My first week has been absolutely amazing! I had the best time working with my mentor - Dr. Stefan Schimanski. Even when I did not know something, he explained with utmost patience without making me feel bad about not knowing it. Meanwhile, I was also encouraged to ask questions without hesitation. This gives a HUGE boost to us mentees while communicating with mentors. I am deeply thankful for his help.
My experience interacting with other community members has been positive too. I tweeted about my gsoc selection and was overwhelmed to recieve such a warm welcome from the community! Even while interacting on slack and github, everyone has been very friendly. The environment is very pleasant and I am having great fun working with such an awesome community! Kubernetes takes the cake for being the friendliest open source community ever!
The CNCF community has been very engaging and hospitable too. After the selection, CNCF released a blog post on their website mentioning about us GSoC students and they were very friendly over email and slack as well. I feel very lucky to be part of CNCF. :)
One of the main features I will be implementing for TPRs is validation. This week I started out with comparing two go json schema libraries that we could use for validation. I wrote benchmarks for the same and chose one of them after analyzing their strengths and weaknesses.

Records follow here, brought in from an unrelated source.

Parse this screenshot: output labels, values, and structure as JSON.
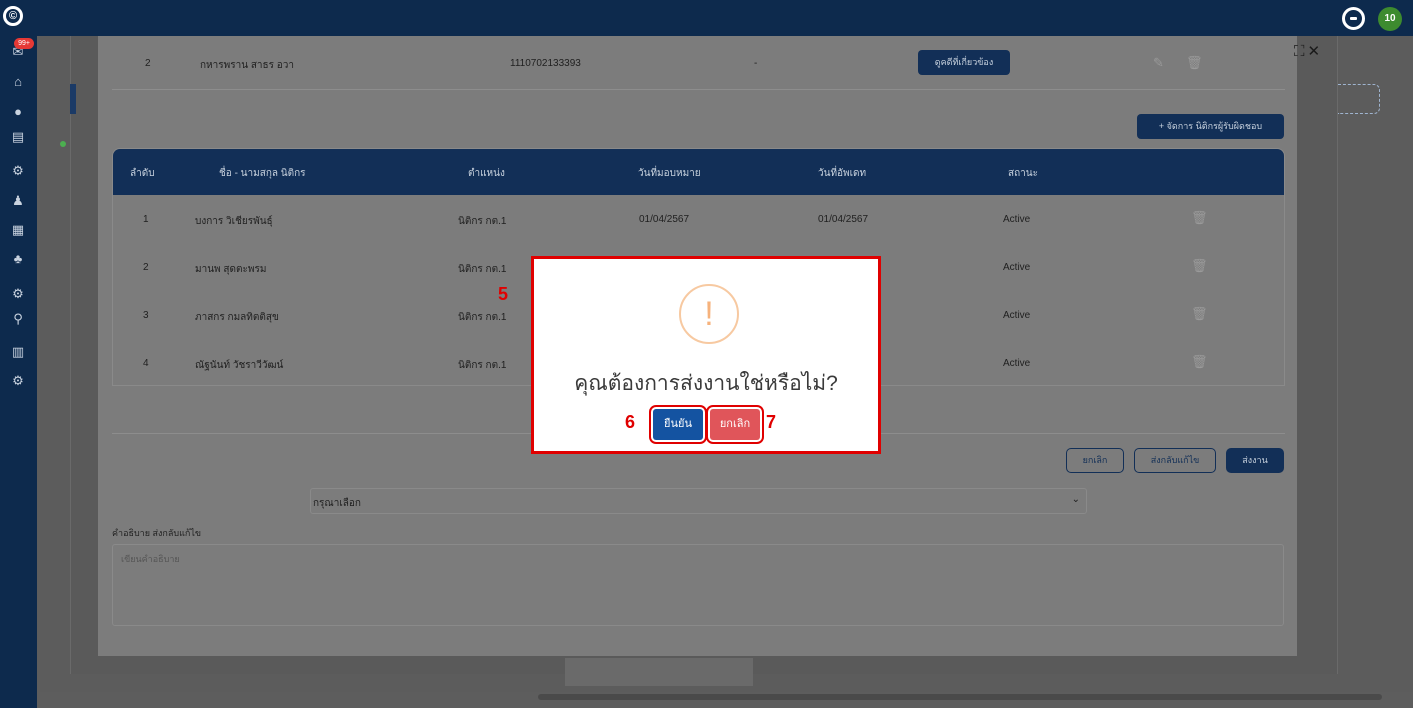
{
  "topbar": {
    "logo_glyph": "©",
    "user_avatar": "10"
  },
  "sidebar": {
    "badge": "99+",
    "icons": [
      "inbox-icon",
      "home-icon",
      "chat-icon",
      "document-icon",
      "gear-icon",
      "person-icon",
      "grid-icon",
      "team-icon",
      "settings-icon",
      "search-icon",
      "chart-icon",
      "config-icon"
    ],
    "expand_glyph": ">"
  },
  "modal": {
    "close_glyph": "✕",
    "expand_glyph": "⛶",
    "prev_row": {
      "no": "2",
      "name": "กหารพราน สาธร อวา",
      "id_number": "1110702133393",
      "dash": "-",
      "related_button": "ดูคดีที่เกี่ยวข้อง"
    },
    "manage_button": "+ จัดการ นิติกรผู้รับผิดชอบ",
    "table": {
      "headers": [
        "ลำดับ",
        "ชื่อ - นามสกุล นิติกร",
        "ตำแหน่ง",
        "วันที่มอบหมาย",
        "วันที่อัพเดท",
        "สถานะ"
      ],
      "rows": [
        {
          "no": "1",
          "name": "บงการ วิเชียรพันธุ์",
          "position": "นิติกร กต.1",
          "assigned": "01/04/2567",
          "updated": "01/04/2567",
          "status": "Active"
        },
        {
          "no": "2",
          "name": "มานพ สุดตะพรม",
          "position": "นิติกร กต.1",
          "assigned": "",
          "updated": "",
          "status": "Active"
        },
        {
          "no": "3",
          "name": "ภาสกร กมลทิตติสุข",
          "position": "นิติกร กต.1",
          "assigned": "",
          "updated": "",
          "status": "Active"
        },
        {
          "no": "4",
          "name": "ณัฐนันท์ วัชราวีวัฒน์",
          "position": "นิติกร กต.1",
          "assigned": "",
          "updated": "",
          "status": "Active"
        }
      ]
    },
    "actions": {
      "cancel": "ยกเลิก",
      "return": "ส่งกลับแก้ไข",
      "send": "ส่งงาน"
    },
    "select": {
      "value": "กรุณาเลือก"
    },
    "description": {
      "label": "คำอธิบาย ส่งกลับแก้ไข",
      "placeholder": "เขียนคำอธิบาย"
    }
  },
  "dialog": {
    "icon_glyph": "!",
    "title": "คุณต้องการส่งงานใช่หรือไม่?",
    "confirm": "ยืนยัน",
    "cancel": "ยกเลิก"
  },
  "steps": {
    "dialog": "5",
    "confirm": "6",
    "cancel": "7"
  },
  "colors": {
    "navy": "#122f57",
    "confirm_blue": "#1453a1",
    "cancel_red": "#e0555a",
    "highlight_red": "#e00000",
    "warning_orange": "#f6b27c"
  }
}
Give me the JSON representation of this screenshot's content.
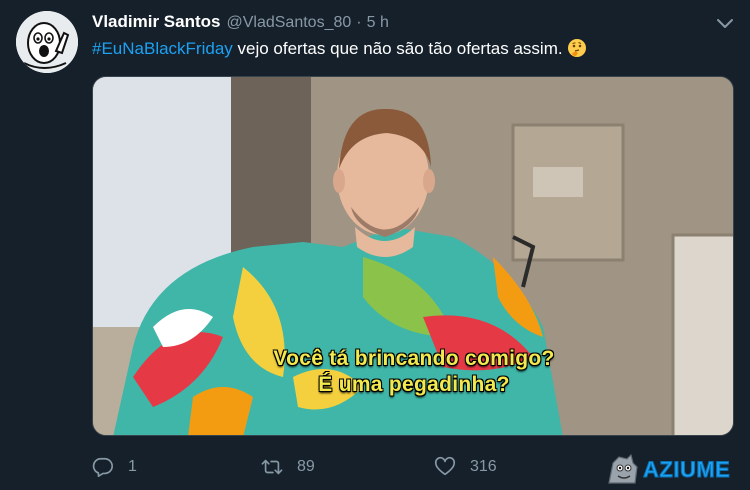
{
  "tweet": {
    "display_name": "Vladimir Santos",
    "handle": "@VladSantos_80",
    "separator": "·",
    "time": "5 h",
    "hashtag": "#EuNaBlackFriday",
    "text": " vejo ofertas que não são tão ofertas assim.",
    "emoji": "thinking-face-emoji"
  },
  "media": {
    "subtitle_line1": "Você tá brincando comigo?",
    "subtitle_line2": "É uma pegadinha?"
  },
  "actions": {
    "replies": "1",
    "retweets": "89",
    "likes": "316"
  },
  "watermark": {
    "text": "AZIUME"
  },
  "colors": {
    "background": "#15202b",
    "accent": "#1da1f2",
    "muted": "#8899a6",
    "subtitle": "#f2e94e"
  }
}
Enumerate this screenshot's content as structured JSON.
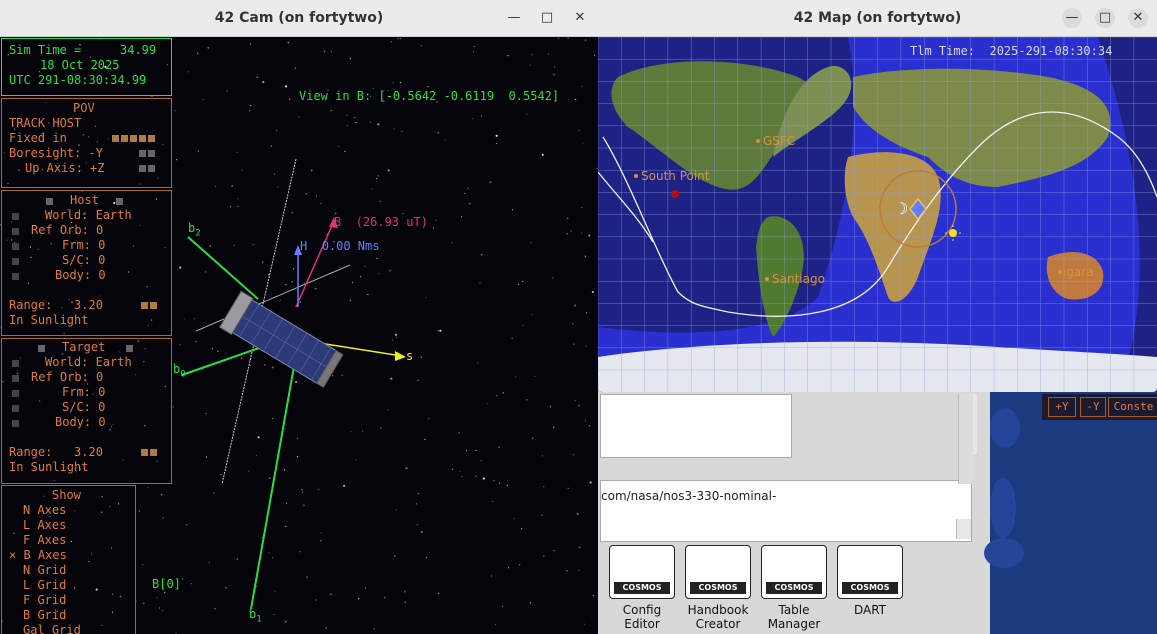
{
  "cam_window": {
    "title": "42 Cam (on fortytwo)",
    "sim_time_label": "Sim Time =",
    "sim_time_value": "34.99",
    "date": "18 Oct 2025",
    "utc": "UTC 291-08:30:34.99",
    "view_in_b": "View in B: [-0.5642 -0.6119  0.5542]",
    "pov": {
      "title": "POV",
      "track": "TRACK HOST",
      "fixed_in": "Fixed in",
      "boresight": "Boresight: -Y",
      "up_axis": "Up Axis: +Z"
    },
    "host": {
      "title": "Host",
      "world": "World: Earth",
      "ref_orb": "Ref Orb: 0",
      "frm": "Frm: 0",
      "sc": "S/C: 0",
      "body": "Body: 0",
      "range": "Range:   3.20",
      "sun": "In Sunlight"
    },
    "target": {
      "title": "Target",
      "world": "World: Earth",
      "ref_orb": "Ref Orb: 0",
      "frm": "Frm: 0",
      "sc": "S/C: 0",
      "body": "Body: 0",
      "range": "Range:   3.20",
      "sun": "In Sunlight"
    },
    "show": {
      "title": "Show",
      "items": [
        "N Axes",
        "L Axes",
        "F Axes",
        "× B Axes",
        "N Grid",
        "L Grid",
        "F Grid",
        "B Grid",
        "Gal Grid"
      ]
    },
    "vectors": {
      "b_label": "B",
      "b_value": "(26.93 uT)",
      "h_label": "H",
      "h_value": "0.00 Nms",
      "s_label": "s",
      "b2": "b",
      "b2_sub": "2",
      "b0": "b",
      "b0_sub": "0",
      "b1": "b",
      "b1_sub": "1",
      "b_index": "B[0]"
    },
    "colors": {
      "hud_orange": "#e07b3a",
      "hud_green": "#25e045",
      "b_vector": "#e0307a",
      "h_vector": "#6a7cff",
      "sun_vector": "#f0f020"
    }
  },
  "map_window": {
    "title": "42 Map (on fortytwo)",
    "tlm_time": "Tlm Time:  2025-291-08:30:34",
    "ground_stations": [
      "GSFC",
      "South Point",
      "Santiago",
      "Dongara"
    ]
  },
  "background_app": {
    "url_text": "com/nasa/nos3-330-nominal-",
    "tools": [
      {
        "line1": "Config",
        "line2": "Editor",
        "badge": "COSMOS"
      },
      {
        "line1": "Handbook",
        "line2": "Creator",
        "badge": "COSMOS"
      },
      {
        "line1": "Table",
        "line2": "Manager",
        "badge": "COSMOS"
      },
      {
        "line1": "DART",
        "line2": "",
        "badge": "COSMOS"
      }
    ],
    "ctrl_buttons": [
      "+Y",
      "-Y",
      "Conste"
    ]
  }
}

I will soon be publishing a design proposal for validation. I researched a bit more about it, made notes and wrote down tricky questions that the project could face. There are still some open questions and I will be addressing them and coming up with the draft proposal next week.
David had been working on creating a stable base for TPRs (now it will probably be called Custom Resources). He even wrote a nice step-by-step approach on setting up the new kube-apiextensions-server which I transformed into a bash script for easy access. ;)
I began tinkering around with the new TPR code and started out writing integration tests for the same. The pull request can be seen here and the list of integration tests can be seen here. I plan to add more integration tests, solve issues and help out with migration in the coming weeks.
I have been maintaining a google doc with daily updates which serves as a neat log of what I am working on. A major benefit is that I can take a step back and see the overall progress of my project. I have collated everything related to my GSoC project in one meta repository on Github. If you are interested in knowing more about this project, please visit the repo for a better perspective on it. :)
I don’t intend to write such long blog posts about my weekly progress in the future (I will definitely write, but they will be short and sweet). These blog posts provide a rather detailed and personal overview of my experience. Instead if you are interested in knowing only about the progress, you can visit the repo to get summarized weekly reports!
When I started out with Kubernetes, I faced a lot of trouble getting a hang out of it. In the coming weeks, I also plan on writing a few blog posts for beginners. I believe that being a newbie myself, I can offer a better and a fresher perspective. So come back after a few weeks to read more!
I am having immense fun working with the Kubernetes team and I plan on contributing more and continuing to have more fun over the summer!